What's So Good About Bayesian Filters [continued]

How it works

As an example of how Bayesian filters work, let's say that we have two well-established groups of several hundred emails; one group is all of our emails that have been identified as good (either by the filter or by us in the training process), the other contains all of our emails that have been identified as spam (again either by the filter or by us in the training process).

Let's assume that the word 'diploma' appears only in the bad email group and never in the good email group. Let's also assume that the word 'afternoon' occurs only in the good email group. The Bayesian filter could then surmise that the probability of any email containing the word 'diploma' being spam to be very likely and assign a high score of almost 1 (100% probability of being spam) to it. Likewise, the probability of any email containing the word 'afternoon' being spam would be quite low and so an appropriately low score of almost 0 (0% probability of being spam) would be assigned.

This is a very simple example to illustrate a point. Filtering will actually be carried out taking many other characteristics into account before coming to a final decision e.g. good content scores as well as spam content scores, information contained in the email headers, etc.

Any time an incorrect decision is arrived at, a manual correction by the user can be made and the filter automatically adjusts itself accordingly.
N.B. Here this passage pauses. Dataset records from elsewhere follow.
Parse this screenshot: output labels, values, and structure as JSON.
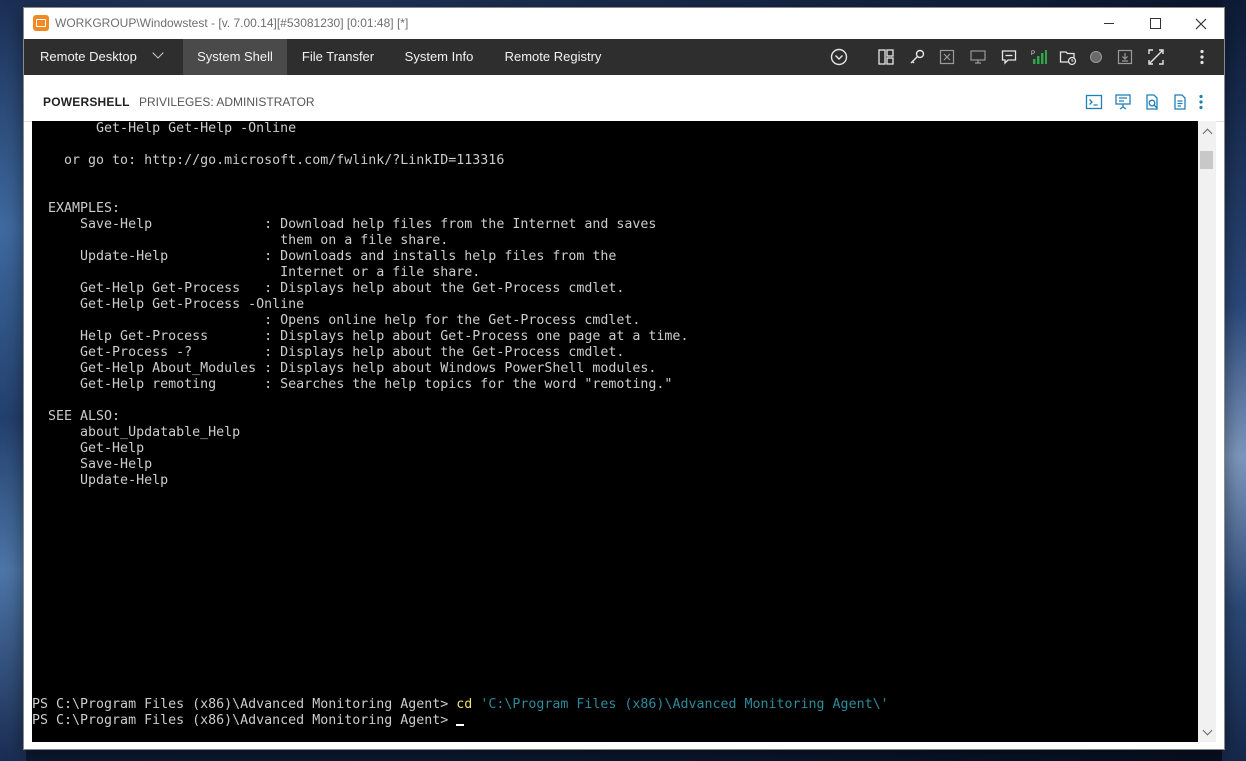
{
  "window": {
    "title": "WORKGROUP\\Windowstest -  [v. 7.00.14][#53081230] [0:01:48] [*]"
  },
  "nav": {
    "tabs": [
      {
        "label": "Remote Desktop"
      },
      {
        "label": "System Shell"
      },
      {
        "label": "File Transfer"
      },
      {
        "label": "System Info"
      },
      {
        "label": "Remote Registry"
      }
    ],
    "active_tab": "System Shell",
    "toolbar_icons": [
      "chevron-circle-icon",
      "layout-icon",
      "key-icon",
      "grid-x-icon",
      "monitor-icon",
      "chat-icon",
      "signal-bars-icon",
      "folder-clock-icon",
      "record-dot-icon",
      "download-icon",
      "fullscreen-icon",
      "more-vertical-icon"
    ]
  },
  "panel": {
    "title": "POWERSHELL",
    "privileges": "PRIVILEGES: ADMINISTRATOR",
    "icons": [
      "terminal-icon",
      "presentation-icon",
      "search-document-icon",
      "document-icon",
      "more-vertical-icon"
    ]
  },
  "console": {
    "help_text": "        Get-Help Get-Help -Online\n\n    or go to: http://go.microsoft.com/fwlink/?LinkID=113316\n\n\n  EXAMPLES:\n      Save-Help              : Download help files from the Internet and saves\n                               them on a file share.\n      Update-Help            : Downloads and installs help files from the\n                               Internet or a file share.\n      Get-Help Get-Process   : Displays help about the Get-Process cmdlet.\n      Get-Help Get-Process -Online\n                             : Opens online help for the Get-Process cmdlet.\n      Help Get-Process       : Displays help about Get-Process one page at a time.\n      Get-Process -?         : Displays help about the Get-Process cmdlet.\n      Get-Help About_Modules : Displays help about Windows PowerShell modules.\n      Get-Help remoting      : Searches the help topics for the word \"remoting.\"\n\n  SEE ALSO:\n      about_Updatable_Help\n      Get-Help\n      Save-Help\n      Update-Help",
    "prompt1": "PS C:\\Program Files (x86)\\Advanced Monitoring Agent> ",
    "command_name": "cd",
    "command_arg": " 'C:\\Program Files (x86)\\Advanced Monitoring Agent\\'",
    "prompt2": "PS C:\\Program Files (x86)\\Advanced Monitoring Agent> "
  },
  "colors": {
    "navbar": "#2e2e2e",
    "active_tab": "#4a4a4a",
    "console_bg": "#000000",
    "console_fg": "#cccccc",
    "command_yellow": "#f0e26a",
    "string_teal": "#2c8a9a",
    "accent_blue": "#1f7fb8",
    "signal_green": "#2ea84a"
  }
}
Therein lies one of the biggest benefits of Bayesian filtering, being able to easily adapt the filter according to your own experience.


What's So Good About Bayesian Filters [continued]

Initially, the performance from relatively untrained Bayesian filters may be less than that of other filtering techniques due to a lack of reference data, but once a useful number of good and bad emails have been processed through the filter and any required corrections carried out, the Bayesian filter can provide over 99% accuracy in spam filtering as has been demonstrated by the likes of Paul Graham.

As spammers find new ways to circumvent the filters that we use it's important that we stay ahead of them by ensuring our efforts to avoid and block their communications are adaptable. The Bayesian approach is simple, cost effective, auto-adaptive, can be very effective and is just the sort of thing that spammer's nightmares are made of!